Monday, 2 February 2009

When The Bone Breaks

As I looked out of the window this morning at the canopy of snow that covered my garden, elmiminating almost every distinctive feature, it occurred to me that the most important part of my novel might also be in danger of disappearing beneath the thickly accumulating narrative.

As I’ve mentioned before, when my youngest daughter was being born I had a broken ankle and was forced to hover around the delivery room on crutches. This situation came about because the brakes on my car needed fixing and I was too poor to take it to the garage. So I was trying to fix it myself.

I had jacked it up and taken off one of the front wheels. But as I worked, the car became unstable. Realising that it was about to topple towards me, I put my foot against the bodywork, in a futile attempt to steady it. Of course it was much too heavy to be held in place like this and simply continued to topple forwards, bending my foot backwards until, with a sickening crunch, I felt the bone crack.

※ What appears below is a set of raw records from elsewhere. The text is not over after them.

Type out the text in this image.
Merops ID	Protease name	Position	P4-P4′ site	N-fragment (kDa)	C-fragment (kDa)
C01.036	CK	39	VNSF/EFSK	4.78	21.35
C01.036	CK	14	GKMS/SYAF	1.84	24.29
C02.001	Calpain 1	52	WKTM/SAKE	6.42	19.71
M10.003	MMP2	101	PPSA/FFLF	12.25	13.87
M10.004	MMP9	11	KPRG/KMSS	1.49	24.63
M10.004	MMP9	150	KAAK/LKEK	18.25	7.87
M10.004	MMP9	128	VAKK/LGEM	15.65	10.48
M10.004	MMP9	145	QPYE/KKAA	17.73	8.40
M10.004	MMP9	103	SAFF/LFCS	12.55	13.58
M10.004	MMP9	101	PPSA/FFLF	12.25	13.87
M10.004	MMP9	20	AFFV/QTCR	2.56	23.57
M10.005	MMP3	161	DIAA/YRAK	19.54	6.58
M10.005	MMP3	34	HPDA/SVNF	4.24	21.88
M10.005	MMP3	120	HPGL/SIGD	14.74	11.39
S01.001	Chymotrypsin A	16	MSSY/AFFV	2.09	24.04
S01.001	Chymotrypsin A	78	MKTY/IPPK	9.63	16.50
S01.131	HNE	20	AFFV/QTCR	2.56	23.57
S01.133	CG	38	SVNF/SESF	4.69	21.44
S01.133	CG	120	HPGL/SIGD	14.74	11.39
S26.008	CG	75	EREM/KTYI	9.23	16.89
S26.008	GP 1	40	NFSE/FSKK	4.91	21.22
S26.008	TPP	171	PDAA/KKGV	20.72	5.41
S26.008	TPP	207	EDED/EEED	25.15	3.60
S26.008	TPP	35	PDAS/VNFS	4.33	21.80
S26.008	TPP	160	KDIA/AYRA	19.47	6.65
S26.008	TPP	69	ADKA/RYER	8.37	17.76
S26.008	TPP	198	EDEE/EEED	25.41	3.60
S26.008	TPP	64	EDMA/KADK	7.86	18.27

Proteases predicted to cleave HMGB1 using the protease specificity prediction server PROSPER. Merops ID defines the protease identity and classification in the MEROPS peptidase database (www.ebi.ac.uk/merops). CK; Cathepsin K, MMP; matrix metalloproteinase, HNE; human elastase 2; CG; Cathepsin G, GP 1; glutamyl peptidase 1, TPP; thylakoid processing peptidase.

In every novel there is always a moment when the bone breaks, when a character’s eyes are opened, the truth becomes inescapably clear and events are changed irrevocably. Everything that happens afterwards is a direct result of that moment and though the bone may be mended, the memory of the fracture is imprinted on the character’s history.

It is with this moment that a novel generally begins in my head. The rest of the plot develops around it. This is true even if the story is light hearted and comical, even if it is a story about the birth of a child to two proud and happy parents. At some point the hero of the story must limp painfully into the kitchen, look white-faced and sheepishly at his wife, then order a taxi to take him to the hospital.

2 comments:

Anonymous said...

I've been thinking about this kind of thing a lot lately. I imagine there must be some point in the race when the runner knows he's not going to win. He may have had the chance, and he ran the race despite the odds, but the epiphany when it comes, must eat out the heart. And then what? He finishes the race and finds what satisfaction he can from having tried. But there's still that lingering instant of knowledge.

Rosie Jones said...

Brian you have painted this moment with the brushstrokes of a master.